I started this post to talk about grooming and didn't even get there.
Because when I found out that my friend had died, it came up in conversation about it with another person that someone I had cut out of my life rather earlier had also passed away (of skin cancer of all things). I realized I'd cut out a large part of my formative social scene because of the hurt (and let's face it, harm) they'd done me over the years. I said something to the effect of "Lot of people who won't hear 'no' in that group". And it hit me; this is where it started.
I loved the place I went on Tuesday nights to dance to a local band and talk about nerdy things. I felt seen for who I was, I felt supported, I felt attractive, I felt safe; all things that I did not feel at home nor at school. I finally found a place I could take some more tentative steps towards my own erotic fulfilment, and it was mostly with people my own age. But I also endured the advances of some much older men who I did not find attractive, while considering the advances of some men who I did.
We were all subject in myriad ways to the Five Geek Social Fallacies, spread over a community of a hundred or more people. These dynamics are toxic and harmful enough in small groups, but at that size the problem is exponentially worse.
There goes my brain, trying really hard not to think about this again.
It starts simply enough with affectionate words from a man of the group. These are missing at home and so welcomed, and so is the chaste affectionate touch that follows. With some of them, it becomes less-chaste, but never outside the bounds of some group-understood propriety. You are underage, and you are safe. And because you're safe, you let them do things that maybe you wouldn't let other people do if you didn't know they were safe. A touch that lingers. Some inappropriate comment. You don't notice it slowly ramping up. You are exploring with other young people your age, and you interleave the humiliating and awkward things you do with people your age with the interactions with the older crowd. You're praised for being so "mature" and so in control of yourself. If you stand up for yourself, this approval is rescinded.
I gave up seeking my mom's approval in 2016. It is only now, some five years later, that I realize that the gap where I was trying so hard and not getting it, was a time that left me vulnerable.
I was not sexually assaulted as a teenager. But the simmering anxiety that was bent to someone's (or someones') selfish purpose led to the inability to say no that marked so much of the last twenty years of my life. I said yes to a lot of the things I wanted, and I said yes to things I didn't want, over and over and over again, because I thought it would make me a good person. That gap in the armor made me hyperaware and a people pleaser, which left me open to emotional abuse. I was not sexually assaulted as a teenager, but I was sexually assaulted, regularly, by an intimate partner for several years as a grown-ass adult.
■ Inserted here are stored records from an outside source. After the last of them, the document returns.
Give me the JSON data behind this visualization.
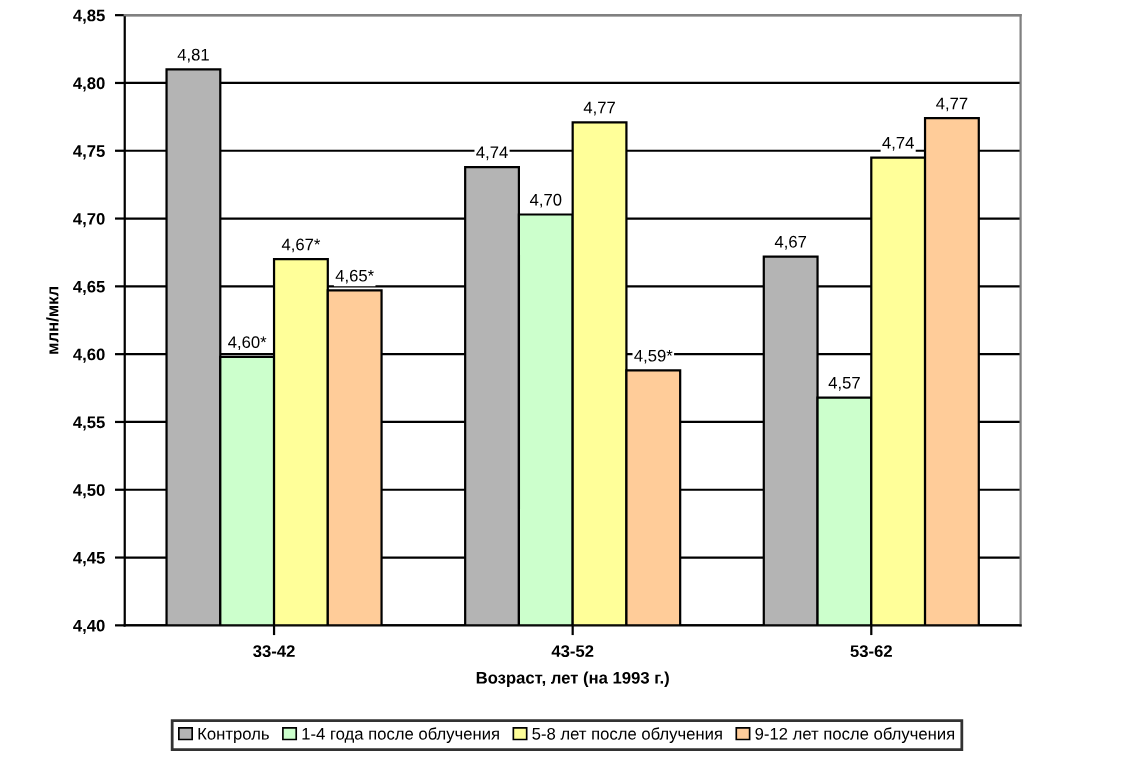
{
  "chart_data": {
    "type": "bar",
    "xlabel": "Возраст, лет (на 1993 г.)",
    "ylabel": "млн/мкл",
    "categories": [
      "33-42",
      "43-52",
      "53-62"
    ],
    "series": [
      {
        "name": "Контроль",
        "color": "#b4b4b4",
        "values": [
          4.81,
          4.738,
          4.672
        ],
        "value_labels": [
          "4,81",
          "4,74",
          "4,67"
        ]
      },
      {
        "name": "1-4 года после облучения",
        "color": "#ccffcc",
        "values": [
          4.598,
          4.703,
          4.568
        ],
        "value_labels": [
          "4,60*",
          "4,70",
          "4,57"
        ]
      },
      {
        "name": "5-8 лет после облучения",
        "color": "#ffff99",
        "values": [
          4.67,
          4.771,
          4.745
        ],
        "value_labels": [
          "4,67*",
          "4,77",
          "4,74"
        ]
      },
      {
        "name": "9-12 лет после облучения",
        "color": "#ffcc99",
        "values": [
          4.647,
          4.588,
          4.774
        ],
        "value_labels": [
          "4,65*",
          "4,59*",
          "4,77"
        ]
      }
    ],
    "ylim": [
      4.4,
      4.85
    ],
    "yticks": [
      {
        "value": 4.4,
        "label": "4,40"
      },
      {
        "value": 4.45,
        "label": "4,45"
      },
      {
        "value": 4.5,
        "label": "4,50"
      },
      {
        "value": 4.55,
        "label": "4,55"
      },
      {
        "value": 4.6,
        "label": "4,60"
      },
      {
        "value": 4.65,
        "label": "4,65"
      },
      {
        "value": 4.7,
        "label": "4,70"
      },
      {
        "value": 4.75,
        "label": "4,75"
      },
      {
        "value": 4.8,
        "label": "4,80"
      },
      {
        "value": 4.85,
        "label": "4,85"
      }
    ],
    "grid": "y",
    "legend": "bottom"
  }
}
It's taken me so long to admit that that's what happened that it's a whole new form of embarrassment to have it out there in the open.
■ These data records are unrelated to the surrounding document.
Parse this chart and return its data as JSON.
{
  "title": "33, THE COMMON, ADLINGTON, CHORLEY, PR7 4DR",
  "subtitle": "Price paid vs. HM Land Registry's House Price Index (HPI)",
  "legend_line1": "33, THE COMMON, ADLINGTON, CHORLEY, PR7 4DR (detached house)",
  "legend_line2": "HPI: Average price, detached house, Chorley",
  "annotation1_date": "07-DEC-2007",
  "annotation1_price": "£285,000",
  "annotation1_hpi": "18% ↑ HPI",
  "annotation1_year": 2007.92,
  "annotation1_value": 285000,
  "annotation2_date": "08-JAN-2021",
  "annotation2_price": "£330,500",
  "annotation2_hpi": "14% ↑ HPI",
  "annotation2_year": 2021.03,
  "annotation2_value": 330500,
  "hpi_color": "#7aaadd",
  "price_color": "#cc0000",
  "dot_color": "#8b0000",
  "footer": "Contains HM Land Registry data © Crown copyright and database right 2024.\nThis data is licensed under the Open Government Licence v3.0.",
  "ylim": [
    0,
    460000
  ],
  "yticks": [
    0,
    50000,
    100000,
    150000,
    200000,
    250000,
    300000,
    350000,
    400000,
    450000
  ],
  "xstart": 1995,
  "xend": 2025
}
It made me popular (for a time) in a way that I'd never been popular among my peers in school. But more and more as I look back, that time was extremely bounded: between 18 and 23. The five years in which I could still be mistaken for underage; the years in which modeling requests came with a frequency that was annoying, but also rather flattering. The years when I was frequently asked to dance, winked at, pushed, prodded, hugged, fondled and groped.
I am thinking about this because I was thinking about the person I'd cut out of my life who'd died of skin cancer, and how in our shared high school theater classes (he was an upperclassman), he insisted on hugging me. Insisted. To the point that even when I didn't want to hug (when he started getting handsy and I started saying no), he made a joke of it with another guy in the department, and they made me their "hugging post". They hugged me while I stood defiantly stiff and glaring. They hugged me when I said no, laughing and high fiving each other. And then that guy who died of skin cancer wondered why I never wanted to speak to him, once it was made abundantly clear (a few years later when I was of age) what he wanted from me.
Older men, this behavior is on you. It's not enough to say "sorry, you're jailbait". It is not enough to say "let's not date until you turn 18". It is not okay to cultivate friendships with underage women on the chance that they might fuck you once they're legal. It's not okay to only withdraw, or threaten to withdraw, emotional support and friendship when they don't want to fuck you. This needs to be taught, along with the curriculum in consent that's now coming to the fore, to every man on reaching the age of 18.
I am now, twenty years later, still crippled with fear in the face of making new connections, because am afraid that I am valued only for sex, and I cannot believe that my desires would be accommodated. Let me say this again. I am nearly 40 and I am afraid to date because I am afraid that the people I form intimate connections with only care about fucking me and will not stop when I say no.
I am unpicking this thread from the weaving, bit by bit.